I’ll have to ask “the powers that be” about the logs. I know its hard when your blind, I’m just as frustrated. I was thinking about debug too. It kind of looks like the the puppet master may not be signing the certs.

You could edit the appropriate template ( get there via Hosts > your host > templates tab) and comment out the call to puppet agent .... That would establish if that’s really your cause. It would usually be here:

But you’ll need to trace your own templates to be sure. The template preview should be helpful in checking you’ve got it right.

Ok so back to square one. What I see in the foreman production logs when I hit build is the following:

Rendering template "Kickstart_network_setting
" " Kickstart_ifcfg_get_identifer_names
" " kinkstart_ifcfg_generate_interface

on the host side from /var/log/messages I did see a message saying that “no certs were received”
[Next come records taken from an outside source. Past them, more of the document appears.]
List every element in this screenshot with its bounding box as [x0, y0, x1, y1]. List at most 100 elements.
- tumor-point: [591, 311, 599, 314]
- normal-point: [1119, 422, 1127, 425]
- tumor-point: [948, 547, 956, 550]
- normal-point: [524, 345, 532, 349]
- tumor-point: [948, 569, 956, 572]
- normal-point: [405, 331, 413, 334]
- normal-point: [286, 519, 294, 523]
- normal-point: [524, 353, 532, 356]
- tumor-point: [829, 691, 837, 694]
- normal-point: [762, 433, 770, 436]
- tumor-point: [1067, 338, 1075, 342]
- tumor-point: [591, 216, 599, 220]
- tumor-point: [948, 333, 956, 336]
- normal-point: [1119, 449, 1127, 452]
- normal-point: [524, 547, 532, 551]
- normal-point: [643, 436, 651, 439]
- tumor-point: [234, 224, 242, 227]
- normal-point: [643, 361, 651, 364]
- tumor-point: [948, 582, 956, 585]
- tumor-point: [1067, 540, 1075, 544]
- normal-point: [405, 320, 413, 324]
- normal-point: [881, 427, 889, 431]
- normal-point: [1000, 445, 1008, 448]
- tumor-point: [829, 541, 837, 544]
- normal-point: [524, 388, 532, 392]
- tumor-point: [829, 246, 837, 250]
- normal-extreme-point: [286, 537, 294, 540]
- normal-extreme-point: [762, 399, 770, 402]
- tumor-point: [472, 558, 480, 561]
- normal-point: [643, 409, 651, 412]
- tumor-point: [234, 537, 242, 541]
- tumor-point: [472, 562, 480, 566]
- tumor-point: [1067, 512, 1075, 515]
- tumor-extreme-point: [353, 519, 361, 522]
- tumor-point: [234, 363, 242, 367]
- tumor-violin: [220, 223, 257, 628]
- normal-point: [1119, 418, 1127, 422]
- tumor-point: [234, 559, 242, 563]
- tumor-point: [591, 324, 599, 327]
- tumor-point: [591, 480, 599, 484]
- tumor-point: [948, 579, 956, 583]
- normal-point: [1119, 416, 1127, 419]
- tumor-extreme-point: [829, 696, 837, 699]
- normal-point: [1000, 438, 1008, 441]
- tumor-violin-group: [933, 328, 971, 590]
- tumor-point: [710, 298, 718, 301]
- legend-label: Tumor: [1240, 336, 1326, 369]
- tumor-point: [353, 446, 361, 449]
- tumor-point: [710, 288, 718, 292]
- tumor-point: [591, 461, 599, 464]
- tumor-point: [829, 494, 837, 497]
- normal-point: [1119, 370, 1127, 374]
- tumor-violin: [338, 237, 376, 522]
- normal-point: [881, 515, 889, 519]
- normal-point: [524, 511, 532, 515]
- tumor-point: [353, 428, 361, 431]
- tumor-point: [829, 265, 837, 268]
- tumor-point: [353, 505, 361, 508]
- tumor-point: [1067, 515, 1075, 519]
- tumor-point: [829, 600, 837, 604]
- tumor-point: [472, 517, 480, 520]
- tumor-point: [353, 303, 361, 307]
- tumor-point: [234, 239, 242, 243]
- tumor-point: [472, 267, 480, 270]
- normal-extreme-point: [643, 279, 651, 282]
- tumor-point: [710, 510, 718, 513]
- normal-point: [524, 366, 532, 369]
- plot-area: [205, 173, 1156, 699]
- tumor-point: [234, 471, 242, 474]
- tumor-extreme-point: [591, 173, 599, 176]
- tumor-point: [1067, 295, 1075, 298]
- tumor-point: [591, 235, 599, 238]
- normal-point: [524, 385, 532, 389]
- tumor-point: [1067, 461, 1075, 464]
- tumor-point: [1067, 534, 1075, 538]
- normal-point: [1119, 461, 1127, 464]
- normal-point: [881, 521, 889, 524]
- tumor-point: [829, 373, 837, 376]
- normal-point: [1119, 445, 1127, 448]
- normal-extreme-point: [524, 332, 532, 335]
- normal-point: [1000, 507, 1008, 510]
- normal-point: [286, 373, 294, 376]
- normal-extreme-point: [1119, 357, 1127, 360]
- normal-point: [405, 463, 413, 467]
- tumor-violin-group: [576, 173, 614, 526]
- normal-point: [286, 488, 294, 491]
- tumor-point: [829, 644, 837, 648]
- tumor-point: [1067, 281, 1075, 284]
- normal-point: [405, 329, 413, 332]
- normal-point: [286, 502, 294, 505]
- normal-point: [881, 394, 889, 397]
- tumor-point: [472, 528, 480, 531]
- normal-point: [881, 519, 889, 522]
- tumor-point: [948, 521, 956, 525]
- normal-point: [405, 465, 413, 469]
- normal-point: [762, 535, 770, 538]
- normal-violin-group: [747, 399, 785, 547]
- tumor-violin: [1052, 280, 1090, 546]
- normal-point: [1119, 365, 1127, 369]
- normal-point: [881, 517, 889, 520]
I did not see anything that said /unattended/provision

There is an error that says that the puppet_agent did not receive the cert (1105)

I also see that there is an error on the agent that is a goferd[903] [Error] (qd:no-route-to-dest)

I get clean runs when I type in puppet agent -t. The agent is speaking to the puppet master.

Something does not add up here again. You say provisioning isn’t working, yet you’re getting as far as running puppet agent on the host - which implies the provisioning is complete. If we’re going to be doing this blind, then you’re going to have to be a lot clearer about what the issue is.

You won’t see anything on the host when you change a host to Build mode. All the changes happen on Foreman and on the proxy. You’ll see the request to /unattended/provision when the host boots into the Fedora installer from PXE, in /var/log/foreman/production.log as I said here

I checked the foreman production logs and did not see anything hat said /unattended/provision

The issue is that the host does not rebuild, i.e. does not pick up the kickstart from foreman.

Dumb question, is there some place in foreman that sets the host to be able to pxe boot?

If the host hasn’t rebuilt, then testing things like puppet agent is pointless, since you’re still on the old cert. Foreman takes care of setting the content of the appropriate file on the TFTP server (which you confirmed did change content from Localboot to an installer in post 7). Foreman also tells the DHCP server to include the “nextserver” directive in the DHCP lease, which points to the IP of the TFTP server (assuming Foreman is managing DHCP of course).

After that, it’s up to the host, which is why I was asking for what happens at PXE time. I know it can pass by pretty fast, but that’s the only way to know what’s going wrong. It will say whether it got an IP (and what that IP was, which you can check is what it should be). If it does, then it will also say which server it’s querying, and which file it’s loading (which should be the one you checked in post 7). Without that information, we’re at an impasse - knowing what is blocking PXE from booting the installer is key.

Ok, I when into the system setup to verify the host was set to pxe (it was)

I looked at the boot sequence and set it to boot from the NIC.

When I tried a reboot I get a DHCP time out no offers were received.

The machine was set to boot from local disk so I don’t think it tried to go to PXE.

I tried to look at the BIOS messages, it looks like there are four lines I can’t read them.

Thanks for you help with this.

Ruth